The research team, including experts from Italy’s Apulia Region Environmental Agency (ARPA Puglia), used a high-tech analytical technique called CSIA to gather forensic evidence of biodegradation. Traditional methods generally measure changes in contaminant concentration over time, whereas CSIA measures isotopic composition within the contaminant molecules themselves. As microorganisms naturally degrade chlorinated compounds, they favor the breakdown of lighter carbon isotopes, leaving behind contaminant molecules containing a greater proportion of heavier carbon isotopes. In the laboratory, this slight change in isotopic ratio serves as an indicator of natural biodegradation processes occurring in the environment and verifies that natural degradation is happening, as opposed to simple dilution or dispersion of the contaminant. The measured difference in abundance between the two forms of the heavier carbon-13 isotope (δ¹³C) provides the identifying features of a reductive dechlorination process, where microorganisms break down the contaminant to facilitate cleanup.
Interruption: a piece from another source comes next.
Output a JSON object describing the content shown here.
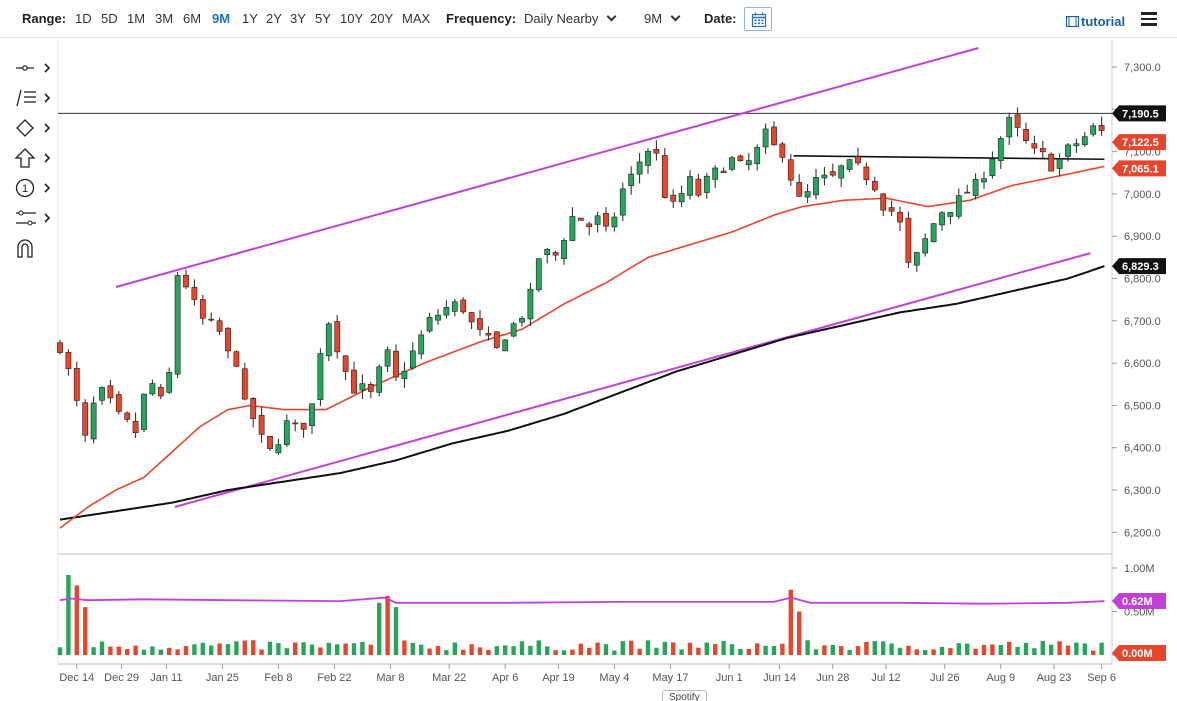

By collecting water samples along the contaminant plume's flow path using this method, the researchers discovered where the isotopic ratios were still normal near the pollution source and became progressively heavier farther downgradient. This clearly indicated microbial degradation of the contaminants. Furthermore, the researchers identified where this degradation had ceased, enabling them to establish the exact boundaries of the treatment zone.

The most important breakthrough occurred when the researchers plugged their results into two commonly used simulation models (PHREEQC and BIOCHLOR-ISO), which not only confirmed the occurrence of degradation but also enabled them to predict future conditions at the site. Using the degradation rate values, the researchers determined that the site would be below acceptable levels for approximately 11 years following removal of the pollution source.

Why does this case from Italy, a region without formal MNA regulations, matter to U.S. practitioners? It provides a rigorous model capable of meeting stringent U.S. standards. Many U.S. Superfund and brownfield sites face the same problems; MNA (Monitored Natural Attenuation) is relatively inexpensive and has little environmental impact.

Yet, often the reason for a lack of adoption by regulators and stakeholders is that they seek evidence of the actual destruction of the contaminants by biodegradation, not just dilution and dispersion. This Italian case shows how an initial investment in advanced lab analysis can open up the possibility of a long-term, cost-effective cleanup solution—especially at sites with simple aquifers and active microbial populations.

This case study offers cleanup managers a clear, replicable approach by providing a simple, step-by-step process for use in their own projects:

• Generate forensic evidence of biodegradation by utilizing CSIA (Compound Specific Isotope Analysis).
• Use that isotopic data to develop a predictive timeline based on an easily interpreted model.
• Present the integration of these scientific data as required by your regulatory agency to demonstrate compliance with regulatory obligations.

By using this science-based process, the observation of MNA is transformed from a passive monitoring strategy into a scientifically defensible, active management plan.